Thursday, September 5, 2013

I Promise


Nothing could have prepared me for the joy this little girl brings. As we roll past her six-week birthday today, she begins to show signs of understanding and recognition when we look into her eyes or say her name. It's already time for Danny and I to start being careful what tones of voice we use in the house or how we talk to each other in her presence. Thinking about these things, I want to put into writing some of my resolutions about the kind of mother I want to be.

Many of these come from recent sermons we've listened to by Pastor Al Martin, and others come from observing my own mom and other wonderful mothers we know.

Dear Katara, and all future children:

I promise...

To maintain high moral standards, so you will leave our home with a large amount of the innocence you had when you came into it.

To walk with God before you in a manner that makes you desire a relationship with Him as the greatest joy you will ever know.

To teach you faithfully from the precepts of the Bible.

To never pressure you to come to a decision about religion which you are not ready to make.

To respect and obey your father all the time, when you are watching and when you're not. To show you that I love him more than anything every single day.

To spend time with you as often as I can.

To figure out who you are, and what you like, and everything else there is to know about you.

To never let you get away with being lazy.

To let you be a kid for as long as possible.

To make learning fun.

To eat well, be active, and take care of my body so that I always have the energy and stamina to be there for you, and so that you will learn how to be healthy too.

To apologize when I have failed you.

To put down the computers and go outside with you, as often as possible.

To always open the doors of our home to your friends.

To laugh with you and at your jokes and silly antics, and to let you laugh at me when I am doing weird Mom things (like crying during Father Of The Bride).

To let you go, weather it's your first day of school or your last day at home.

To try not to embarrass you more than is necessary for your normal development.

To love every minute of your wild, ridiculous antics, and to never be embarrassed by you even when other people raise their eyebrows.

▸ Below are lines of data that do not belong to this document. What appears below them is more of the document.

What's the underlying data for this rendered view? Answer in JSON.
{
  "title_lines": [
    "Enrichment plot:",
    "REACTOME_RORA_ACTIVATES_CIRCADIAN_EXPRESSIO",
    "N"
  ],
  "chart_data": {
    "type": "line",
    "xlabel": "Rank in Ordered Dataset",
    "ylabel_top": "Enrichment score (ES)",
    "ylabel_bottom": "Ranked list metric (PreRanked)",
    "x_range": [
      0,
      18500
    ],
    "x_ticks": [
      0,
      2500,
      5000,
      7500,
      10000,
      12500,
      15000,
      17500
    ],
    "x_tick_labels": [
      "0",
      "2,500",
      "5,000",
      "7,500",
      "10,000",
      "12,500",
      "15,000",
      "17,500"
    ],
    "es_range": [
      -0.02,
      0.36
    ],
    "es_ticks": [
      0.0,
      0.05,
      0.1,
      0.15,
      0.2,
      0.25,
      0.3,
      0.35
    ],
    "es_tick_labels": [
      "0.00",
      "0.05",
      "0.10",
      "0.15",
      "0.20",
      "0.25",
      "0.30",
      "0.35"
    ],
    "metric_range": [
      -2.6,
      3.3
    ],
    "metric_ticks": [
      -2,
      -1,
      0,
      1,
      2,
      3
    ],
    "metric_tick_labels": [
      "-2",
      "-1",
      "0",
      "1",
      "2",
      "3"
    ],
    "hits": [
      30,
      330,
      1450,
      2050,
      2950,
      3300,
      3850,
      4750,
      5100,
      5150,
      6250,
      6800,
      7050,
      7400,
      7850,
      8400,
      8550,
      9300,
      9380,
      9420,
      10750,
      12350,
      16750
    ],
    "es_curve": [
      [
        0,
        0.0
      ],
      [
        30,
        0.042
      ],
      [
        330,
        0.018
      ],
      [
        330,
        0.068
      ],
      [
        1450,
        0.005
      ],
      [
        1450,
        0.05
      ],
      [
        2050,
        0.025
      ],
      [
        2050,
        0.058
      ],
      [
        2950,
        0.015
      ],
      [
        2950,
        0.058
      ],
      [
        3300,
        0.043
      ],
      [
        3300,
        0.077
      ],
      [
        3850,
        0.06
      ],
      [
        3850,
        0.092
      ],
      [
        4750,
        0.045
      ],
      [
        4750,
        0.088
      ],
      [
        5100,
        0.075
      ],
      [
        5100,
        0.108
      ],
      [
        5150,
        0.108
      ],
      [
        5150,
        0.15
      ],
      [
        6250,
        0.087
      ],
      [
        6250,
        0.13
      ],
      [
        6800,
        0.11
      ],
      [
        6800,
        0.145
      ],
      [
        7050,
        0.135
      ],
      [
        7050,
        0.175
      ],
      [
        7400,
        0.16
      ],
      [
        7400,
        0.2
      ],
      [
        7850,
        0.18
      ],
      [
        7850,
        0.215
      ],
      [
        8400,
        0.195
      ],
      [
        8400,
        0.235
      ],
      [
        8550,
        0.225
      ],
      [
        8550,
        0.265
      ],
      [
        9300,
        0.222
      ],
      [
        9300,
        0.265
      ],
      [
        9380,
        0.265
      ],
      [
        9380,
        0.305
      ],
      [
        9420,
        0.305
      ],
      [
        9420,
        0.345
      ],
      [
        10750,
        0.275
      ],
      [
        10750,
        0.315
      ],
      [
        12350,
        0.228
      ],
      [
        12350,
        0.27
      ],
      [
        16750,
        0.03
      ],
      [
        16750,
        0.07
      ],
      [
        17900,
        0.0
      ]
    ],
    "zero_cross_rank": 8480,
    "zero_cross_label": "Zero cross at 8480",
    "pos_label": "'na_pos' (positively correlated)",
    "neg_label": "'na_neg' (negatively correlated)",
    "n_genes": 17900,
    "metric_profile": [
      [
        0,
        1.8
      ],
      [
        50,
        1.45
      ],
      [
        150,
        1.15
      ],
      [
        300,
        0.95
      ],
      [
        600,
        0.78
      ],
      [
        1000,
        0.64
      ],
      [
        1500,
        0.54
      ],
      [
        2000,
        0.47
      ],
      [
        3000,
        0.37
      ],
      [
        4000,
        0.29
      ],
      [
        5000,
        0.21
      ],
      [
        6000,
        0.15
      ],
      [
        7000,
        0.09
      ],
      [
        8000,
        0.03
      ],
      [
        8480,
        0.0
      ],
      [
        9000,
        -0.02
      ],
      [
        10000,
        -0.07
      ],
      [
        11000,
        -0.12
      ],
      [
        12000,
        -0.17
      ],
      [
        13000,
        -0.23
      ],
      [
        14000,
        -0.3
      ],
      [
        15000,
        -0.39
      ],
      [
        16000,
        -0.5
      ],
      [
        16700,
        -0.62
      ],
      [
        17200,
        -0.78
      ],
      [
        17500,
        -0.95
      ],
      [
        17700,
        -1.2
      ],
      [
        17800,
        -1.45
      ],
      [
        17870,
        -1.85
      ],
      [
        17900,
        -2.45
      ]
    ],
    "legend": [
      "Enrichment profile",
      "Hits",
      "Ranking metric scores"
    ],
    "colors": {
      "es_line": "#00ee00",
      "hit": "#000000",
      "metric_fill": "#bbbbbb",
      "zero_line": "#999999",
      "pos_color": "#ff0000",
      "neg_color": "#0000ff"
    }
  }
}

To discipline out of love, not react out of anger.

To take you seriously.

To give you as many opportunities to serve as possible.

To be cheerful and pleasant, not stressed all the time.

To not obsess about keeping the house clean 24-7, even though I really really like it that way.

To try to be reasonably cool so I won't be annoying to you when you are a teenager.

To accept you for exactly who you are.

To give up the things I love if they are getting in the way of keeping any of these promises.

To be patient.

To encourage you to climb higher, run faster, and try new things- even if it scares me to death to watch you.

To make sure you know I'm in charge.

To stand my ground when you don't like our rules, even if you hate me for it.

To not spoil you too much.

And most importantly, I promise to pray for you every single day for as long as I live.

I know I won't do all of these things all the time, and I certainly won't do any of them perfectly. But as God is my witness this is the model I want to strive after!